Recovering From Heart Surgery: Face It With Naluri


Going through a heart surgery – whether an angioplasty, a bypass, or recovering from cardiac arrest – can be very daunting. You have to deal with the both the stress and psychological trauma of the procedure, thoughts of mortality, and at the same time, you have to be focused about making lifestyle changes to diet, exercise, stress management and regular medication to ensure a healthy recovery and prevent a recurrence.


Along this journey to recovery, you may face pervasive fear. A brief moment in your day when it feels like your heart has “skip a beat” can trigger anxiety. Thoughts such as “am I going to have another heart attack?” or “am I going to black out?” race through your mind. Inadvertently, you have developed a constant awareness of your heart. Simple activities like walking alone can elicit fear.

It can be a struggle to accept that coronary heart disease (CHD) came at our door and left an ugly scar down the middle of our chest. And so it is no wonder then that post surgery – we can find ourselves depressed. However, there is hope and recent research point’s the way to manage CHD struggles. We no longer have to suffer alone.

Empirical research has proven that psychological support using cognitive behavioural therapy (CBT) can alleviate our emotional distress post heart procedure, lead to a better quality of life, and decrease hospitalization even when antidepressants are not effective (Freedland et al. 2015; Hwang et al. 2015). What is CBT you may ask? CBT is a technique used to reframe your thought patterns and replace them with helpful thoughts that will result in positive feelings and adaptive actions towards CHD. For instance CBT can help restructure your thinking to gain confidence that not all cardiac events are harmful when you develop hypersensitivity to your heart beats. Also, CBT has found to effectively reduce panic attacks and avoidance behaviours post CHD (Tully, Sardinha & Nardi 2017).

Tailoring CBT to CHD falls under the realm of Health Psychology (HP). Health psychologists use their knowledge of specific medical conditions and psychology to help individuals cope mentally, manage their pain and strategize lifestyle changes together with their clients. Not all mental health professionals are the same, and health psychologists are better positioned to understand how hard living with CHD can be. For example, individuals suffering from panic attacks post CHD have a specific model called PATCHD that health psychologists use during therapy which is empirically validated (Tully, Sardinha & Nardi 2017). Thus, instead of getting general coping advice from a psychologist, health psychologists will tailor treatment and contextualise to your needs post CHD.


The Health Psychology Model
(Image from META-Medicine UK)


At Naluri, we take a holistic approach to health. Naluri offers safe, confidential coaching using empirically proven techniques such as CBT and more. Dr Hariyati Shahrima Abdul Majid (PhD in Health Psychology, Surrey), Naluri’s co-founder and health psychologist has over 20 years of experience working with hundreds of patients diagnosed with CHD to improve their quality of life. Her specific area of research and clinical practice is in psychological predictors of recovery from coronary heart disease among Malaysians and predictors of willingness to attend cardiac rehabilitation programs. Her academic experience was at Universiti Islam Malaysia, and she also set up the Psychology Unit and Lifestyle Modification Centre at Prince Court Medical Centre.

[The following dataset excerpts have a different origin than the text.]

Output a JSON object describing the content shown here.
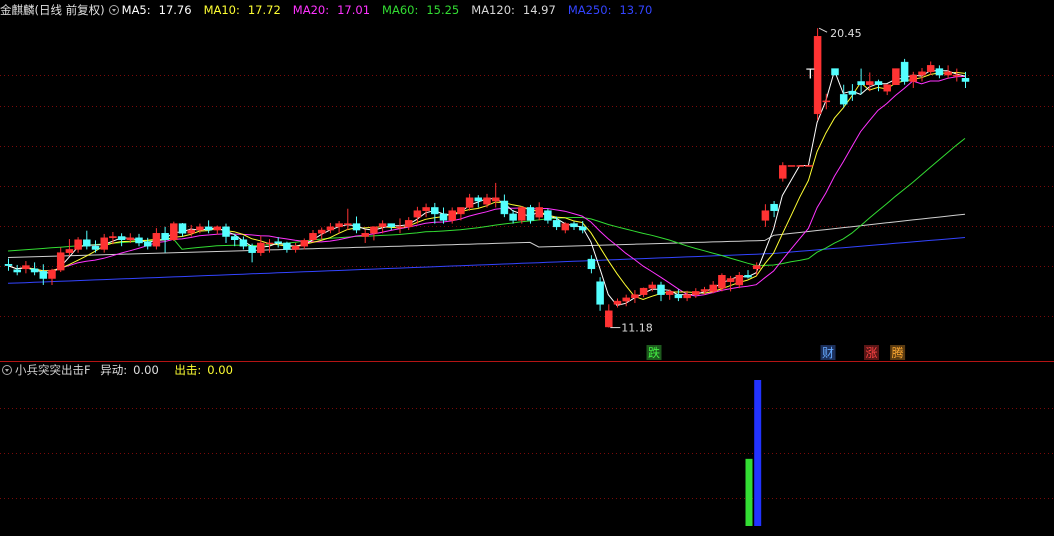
{
  "main_header": {
    "title": "金麒麟(日线 前复权)",
    "ma": [
      {
        "label": "MA5:",
        "value": "17.76",
        "color": "#ffffff"
      },
      {
        "label": "MA10:",
        "value": "17.72",
        "color": "#ffff33"
      },
      {
        "label": "MA20:",
        "value": "17.01",
        "color": "#ff33ff"
      },
      {
        "label": "MA60:",
        "value": "15.25",
        "color": "#33dd33"
      },
      {
        "label": "MA120:",
        "value": "14.97",
        "color": "#d8d8d8"
      },
      {
        "label": "MA250:",
        "value": "13.70",
        "color": "#3344ff"
      }
    ]
  },
  "indicator_header": {
    "name": "小兵突突出击F",
    "fields": [
      {
        "label": "异动:",
        "value": "0.00",
        "color": "#e0e0e0"
      },
      {
        "label": "出击:",
        "value": "0.00",
        "color": "#ffff33"
      }
    ]
  },
  "annotations": {
    "high": "20.45",
    "low": "11.18",
    "t_mark": "T",
    "badges": [
      {
        "text": "跌",
        "bg": "#1d5a1d",
        "fg": "#44ee44"
      },
      {
        "text": "财",
        "bg": "#1c2f5a",
        "fg": "#66aaff"
      },
      {
        "text": "涨",
        "bg": "#5a1616",
        "fg": "#ff4444"
      },
      {
        "text": "腾",
        "bg": "#5a3a10",
        "fg": "#ffaa33"
      }
    ]
  },
  "chart_data": {
    "type": "candlestick",
    "price_range": [
      10.3,
      21.2
    ],
    "up_color": "#ff3333",
    "down_color": "#54ffff",
    "candles": [
      [
        13.14,
        13.32,
        12.94,
        13.1
      ],
      [
        12.97,
        13.12,
        12.8,
        12.9
      ],
      [
        13.0,
        13.24,
        12.86,
        13.1
      ],
      [
        13.0,
        13.2,
        12.8,
        12.9
      ],
      [
        12.92,
        13.14,
        12.5,
        12.7
      ],
      [
        12.7,
        13.0,
        12.5,
        12.96
      ],
      [
        12.96,
        13.66,
        12.9,
        13.5
      ],
      [
        13.5,
        13.92,
        13.4,
        13.6
      ],
      [
        13.6,
        13.98,
        13.5,
        13.9
      ],
      [
        13.9,
        14.18,
        13.6,
        13.7
      ],
      [
        13.7,
        13.88,
        13.5,
        13.6
      ],
      [
        13.6,
        14.08,
        13.5,
        13.96
      ],
      [
        13.96,
        14.14,
        13.76,
        14.0
      ],
      [
        14.0,
        14.1,
        13.7,
        13.9
      ],
      [
        13.9,
        14.1,
        13.8,
        13.96
      ],
      [
        13.96,
        14.08,
        13.7,
        13.8
      ],
      [
        13.84,
        13.96,
        13.6,
        13.7
      ],
      [
        13.7,
        14.26,
        13.6,
        14.1
      ],
      [
        14.1,
        14.3,
        13.5,
        13.9
      ],
      [
        13.9,
        14.46,
        13.86,
        14.4
      ],
      [
        14.4,
        14.42,
        14.0,
        14.1
      ],
      [
        14.1,
        14.36,
        14.0,
        14.2
      ],
      [
        14.2,
        14.4,
        14.1,
        14.3
      ],
      [
        14.3,
        14.5,
        14.1,
        14.2
      ],
      [
        14.2,
        14.34,
        14.06,
        14.3
      ],
      [
        14.3,
        14.4,
        13.8,
        14.0
      ],
      [
        14.0,
        14.08,
        13.7,
        13.9
      ],
      [
        13.9,
        14.0,
        13.6,
        13.7
      ],
      [
        13.7,
        13.78,
        13.2,
        13.5
      ],
      [
        13.5,
        14.02,
        13.4,
        13.8
      ],
      [
        13.8,
        13.92,
        13.5,
        13.8
      ],
      [
        13.84,
        13.98,
        13.66,
        13.8
      ],
      [
        13.8,
        13.84,
        13.5,
        13.6
      ],
      [
        13.6,
        13.8,
        13.5,
        13.7
      ],
      [
        13.7,
        13.94,
        13.6,
        13.88
      ],
      [
        13.9,
        14.2,
        13.82,
        14.1
      ],
      [
        14.1,
        14.28,
        13.9,
        14.2
      ],
      [
        14.2,
        14.42,
        14.1,
        14.3
      ],
      [
        14.3,
        14.48,
        14.1,
        14.4
      ],
      [
        14.4,
        14.86,
        14.2,
        14.4
      ],
      [
        14.4,
        14.62,
        14.1,
        14.2
      ],
      [
        14.0,
        14.22,
        13.8,
        14.1
      ],
      [
        14.1,
        14.32,
        13.88,
        14.3
      ],
      [
        14.3,
        14.5,
        14.1,
        14.4
      ],
      [
        14.4,
        14.4,
        14.2,
        14.3
      ],
      [
        14.3,
        14.56,
        14.1,
        14.3
      ],
      [
        14.3,
        14.6,
        14.2,
        14.5
      ],
      [
        14.6,
        14.92,
        14.4,
        14.8
      ],
      [
        14.8,
        15.02,
        14.6,
        14.9
      ],
      [
        14.9,
        15.04,
        14.4,
        14.7
      ],
      [
        14.7,
        14.9,
        14.4,
        14.5
      ],
      [
        14.5,
        14.9,
        14.4,
        14.8
      ],
      [
        14.7,
        14.9,
        14.5,
        14.9
      ],
      [
        14.9,
        15.32,
        14.8,
        15.2
      ],
      [
        15.2,
        15.28,
        14.9,
        15.1
      ],
      [
        15.0,
        15.32,
        14.9,
        15.2
      ],
      [
        15.1,
        15.66,
        14.9,
        15.2
      ],
      [
        15.1,
        15.3,
        14.6,
        14.7
      ],
      [
        14.7,
        14.82,
        14.4,
        14.5
      ],
      [
        14.5,
        14.94,
        14.4,
        14.9
      ],
      [
        14.9,
        14.98,
        14.4,
        14.5
      ],
      [
        14.6,
        15.06,
        14.5,
        14.9
      ],
      [
        14.8,
        14.86,
        14.4,
        14.5
      ],
      [
        14.5,
        14.62,
        14.2,
        14.3
      ],
      [
        14.2,
        14.44,
        14.1,
        14.4
      ],
      [
        14.4,
        14.46,
        14.2,
        14.3
      ],
      [
        14.3,
        14.48,
        14.1,
        14.2
      ],
      [
        13.3,
        13.42,
        12.86,
        13.0
      ],
      [
        12.6,
        12.74,
        11.7,
        11.9
      ],
      [
        11.2,
        11.9,
        11.18,
        11.7
      ],
      [
        11.9,
        12.08,
        11.8,
        12.0
      ],
      [
        12.0,
        12.2,
        11.84,
        12.1
      ],
      [
        12.1,
        12.34,
        11.94,
        12.2
      ],
      [
        12.2,
        12.42,
        12.12,
        12.4
      ],
      [
        12.4,
        12.6,
        12.3,
        12.5
      ],
      [
        12.5,
        12.6,
        12.0,
        12.2
      ],
      [
        12.2,
        12.36,
        12.04,
        12.3
      ],
      [
        12.2,
        12.36,
        12.0,
        12.1
      ],
      [
        12.1,
        12.32,
        12.0,
        12.2
      ],
      [
        12.2,
        12.4,
        12.1,
        12.3
      ],
      [
        12.3,
        12.44,
        12.2,
        12.36
      ],
      [
        12.3,
        12.62,
        12.24,
        12.5
      ],
      [
        12.4,
        12.86,
        12.3,
        12.8
      ],
      [
        12.6,
        12.78,
        12.3,
        12.7
      ],
      [
        12.5,
        12.9,
        12.4,
        12.8
      ],
      [
        12.8,
        12.96,
        12.7,
        12.74
      ],
      [
        13.0,
        13.2,
        12.8,
        13.1
      ],
      [
        14.5,
        15.0,
        14.3,
        14.8
      ],
      [
        15.0,
        15.1,
        14.6,
        14.8
      ],
      [
        15.8,
        16.3,
        15.7,
        16.2
      ],
      [
        16.2,
        16.2,
        16.2,
        16.2
      ],
      [
        16.2,
        16.2,
        16.2,
        16.2
      ],
      [
        16.2,
        16.2,
        16.2,
        16.2
      ],
      [
        17.8,
        20.45,
        17.6,
        20.2
      ],
      [
        18.2,
        18.42,
        17.94,
        18.2
      ],
      [
        19.2,
        19.2,
        19.0,
        19.0
      ],
      [
        18.4,
        18.7,
        18.0,
        18.1
      ],
      [
        18.5,
        18.72,
        18.2,
        18.4
      ],
      [
        18.8,
        19.2,
        18.4,
        18.7
      ],
      [
        18.7,
        19.08,
        18.5,
        18.8
      ],
      [
        18.8,
        18.86,
        18.5,
        18.7
      ],
      [
        18.5,
        18.72,
        18.38,
        18.7
      ],
      [
        18.7,
        19.2,
        18.7,
        19.2
      ],
      [
        19.4,
        19.5,
        18.7,
        18.8
      ],
      [
        18.8,
        19.1,
        18.6,
        19.0
      ],
      [
        19.0,
        19.22,
        18.8,
        19.1
      ],
      [
        19.1,
        19.42,
        19.0,
        19.3
      ],
      [
        19.2,
        19.3,
        18.9,
        19.0
      ],
      [
        19.0,
        19.3,
        18.9,
        19.1
      ],
      [
        19.0,
        19.2,
        18.8,
        19.0
      ],
      [
        18.9,
        19.1,
        18.6,
        18.8
      ]
    ],
    "indicator": {
      "ylim": [
        0,
        1.2
      ],
      "bars": [
        {
          "index": 85,
          "value": 0.46,
          "color": "#33dd33"
        },
        {
          "index": 86,
          "value": 1.0,
          "color": "#2233ff"
        }
      ]
    }
  }
}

If you are having difficulty coping with an ongoing or new diagnosis, consider making an appointment to meet and partner with Dr Hariyati today.


Reference List

  1. Freedland, KE, Carney, RM, Rich, MW, Steinmeyer, BC & Rubin, EH 2015, ‘Cognitive behavior therapy for depression and self-care in heart failure patients: a randomized clinical trial’, JAMA internal medicine, vol. 175, no. 11, pp. 1773–1782.

  2. Hwang, B, Eastwood, J-A, McGuire, A, Chen, B, Cross-Bodán, R & Doering, LV 2015, ‘Cognitive Behavioral Therapy in Depressed Cardiac Surgery Patients: Role of Ejection Fraction’, The Journal of cardiovascular nursing, vol. 30, no. 4, pp. 319–324.

  3. Tully, PJ, Sardinha, A & Nardi, AE 2017, ‘A New CBT Model of Panic Attack Treatment in Comorbid Heart Diseases (PATCHD): How to Calm an Anxious Heart and Mind’, Cognitive and Behavioral Practice, vol. 24, no. 3, pp. 329–341.